Promenade à la Fiac cette semaine. Mon regard a été arrêté par ces affiches. De quoi s’agit-il ? De 1987 à 1993, Philippe Thomas (1951-1995) a proposé aux collectionneurs de s’investir totalement dans un projet artistique qui leur serait livré clé en mains, une œuvre dont ils devenaient les auteurs à part entière et qui les faisaient rejoindre les grands catalogues et les programmations des musées. Les affiches ci-dessus font partie de la campagne de la filiale américaine.
Le texte était alléchant : « Amateur ou professionnel passionné des choses de l’art, collectionneur soucieux de vous investir totalement dans un projet artistique ambitieux, nous avons mis au point, pour vous, un programme[… ] Avec nous, vous trouverez toutes les facilités pour laisser définitivement votre nom associé à une œuvre qui n’aura attendu que vous, et votre signature, pour devenir réalité. Œuvre, dont vous deviendrez l’auteur à part entière, vous fera rejoindre les plus grands aux catalogues et programmations des meilleurs musées, galeries ou collections privées.

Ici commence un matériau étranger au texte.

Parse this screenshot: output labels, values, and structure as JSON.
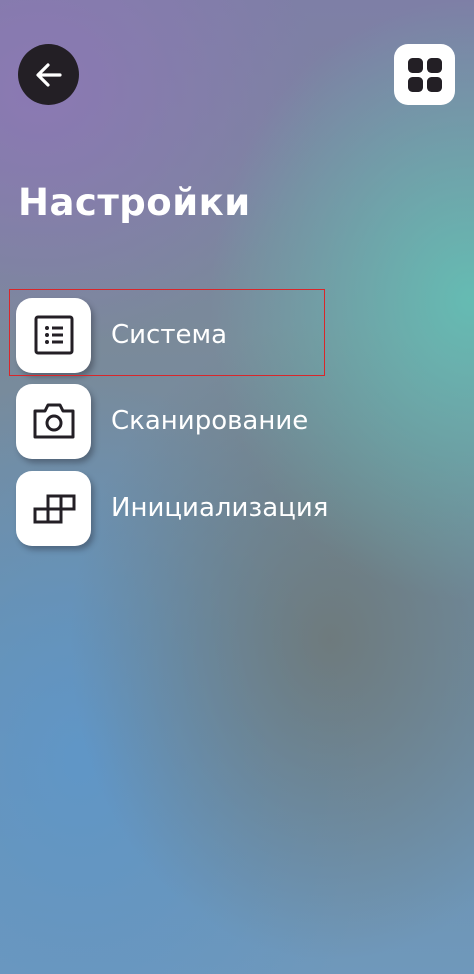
{
  "header": {
    "back_icon": "arrow-left-icon",
    "apps_icon": "grid-icon"
  },
  "page_title": "Настройки",
  "menu": {
    "items": [
      {
        "label": "Система",
        "icon": "list-icon",
        "highlighted": true
      },
      {
        "label": "Сканирование",
        "icon": "camera-icon",
        "highlighted": false
      },
      {
        "label": "Инициализация",
        "icon": "blocks-icon",
        "highlighted": false
      }
    ]
  },
  "colors": {
    "highlight_border": "#d9262a",
    "back_button_bg": "#231f25",
    "text": "#ffffff"
  }
}
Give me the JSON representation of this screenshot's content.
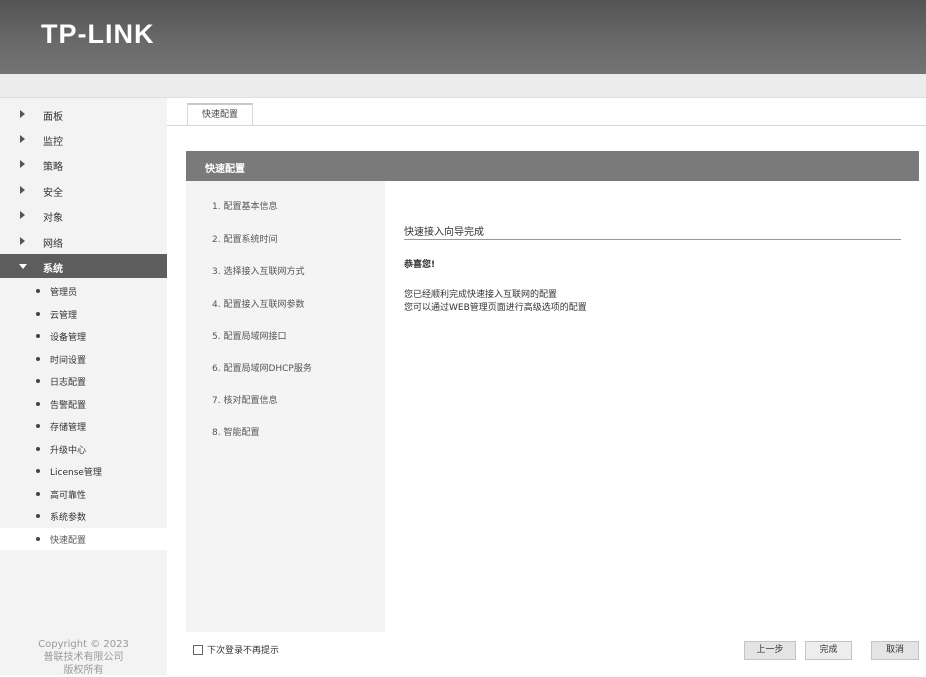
{
  "header": {
    "logo": "TP-LINK"
  },
  "sidebar": {
    "items": [
      {
        "label": "面板"
      },
      {
        "label": "监控"
      },
      {
        "label": "策略"
      },
      {
        "label": "安全"
      },
      {
        "label": "对象"
      },
      {
        "label": "网络"
      },
      {
        "label": "系统"
      }
    ],
    "active_index": 6,
    "sub_items": [
      {
        "label": "管理员"
      },
      {
        "label": "云管理"
      },
      {
        "label": "设备管理"
      },
      {
        "label": "时间设置"
      },
      {
        "label": "日志配置"
      },
      {
        "label": "告警配置"
      },
      {
        "label": "存储管理"
      },
      {
        "label": "升级中心"
      },
      {
        "label": "License管理"
      },
      {
        "label": "高可靠性"
      },
      {
        "label": "系统参数"
      },
      {
        "label": "快速配置"
      }
    ],
    "selected_sub_index": 11,
    "copyright": {
      "line1": "Copyright © 2023",
      "line2": "普联技术有限公司",
      "line3": "版权所有"
    }
  },
  "tabs": [
    {
      "label": "快速配置"
    }
  ],
  "panel": {
    "title": "快速配置",
    "steps": [
      "1. 配置基本信息",
      "2. 配置系统时间",
      "3. 选择接入互联网方式",
      "4. 配置接入互联网参数",
      "5. 配置局域网接口",
      "6. 配置局域网DHCP服务",
      "7. 核对配置信息",
      "8. 智能配置"
    ],
    "result_title": "快速接入向导完成",
    "congrats": "恭喜您!",
    "message_line1": "您已经顺利完成快速接入互联网的配置",
    "message_line2": "您可以通过WEB管理页面进行高级选项的配置"
  },
  "footer": {
    "checkbox_label": "下次登录不再提示",
    "checkbox_checked": false,
    "prev_label": "上一步",
    "done_label": "完成",
    "cancel_label": "取消"
  },
  "icons": {
    "collapsed": "caret-right-icon",
    "expanded": "caret-down-icon",
    "bullet": "bullet-icon",
    "checkbox": "checkbox-icon"
  }
}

Pour être un artiste, vous n’avez pas besoin d’être habile de vos mains, vous n’avez pas besoin d’avoir le sens des couleurs ou de la composition ; vous avez une profonde conscience d’être en vie, vous ressentez une quête de l’intensité et de sens et, vous comprenez que le « ready-made » (« le tout-prêt ») appartient à tout le monde parce que nous sommes nous-mêmes des sujets « ready-made » (« tout construit ») jusqu’à ce que nous rompions ce sort et réinventons la vie. »
Cela m’interpelle à trois titres :
1) La notion relative de droit d’auteur. Qui ne s’est jamais fait piller une idée, un projet, une réalisation par un collègue, un supérieur, un client ? Dans le cas ci-dessus, il s’agit de se servir d’un « nègre » (au sens artistique) pour travailler à sa place. Cela n’est pas nouveau : Alexandre Dumas en a tiré pleinement parti en son temps (qui connaît Auguste Maquet ?) Plein d’auteurs et d’artistes en tous genres le font toujours aujourd’hui.
2) La confusion entre le besoin d’exister (médiatiquement), de laisser sa trace et celui de le faire par procuration. Réussir (au sens médiatique), percer, se faire voir… cela est à la fois une question de talent, de relations et de… chance. Il faut pour cela du temps et de la persévérance. Des valeurs peu valorisées aujourd’hui (d’où l’ironie du « ready-made »).
3) Nous avons chacun un talent. A nous de le découvrir et de le mettre en valeur. Le génie (et nous avons tous une parcelle de génie) a cette particularité que tout ce qu’il fait bien, il le fait facilement. Donc, il ne se rend pas compte qu’il est un génie sur ce plan. Nombre de personnes qui se valorisent ainsi ratent peut-être la mise en valeur de leur vrai talent.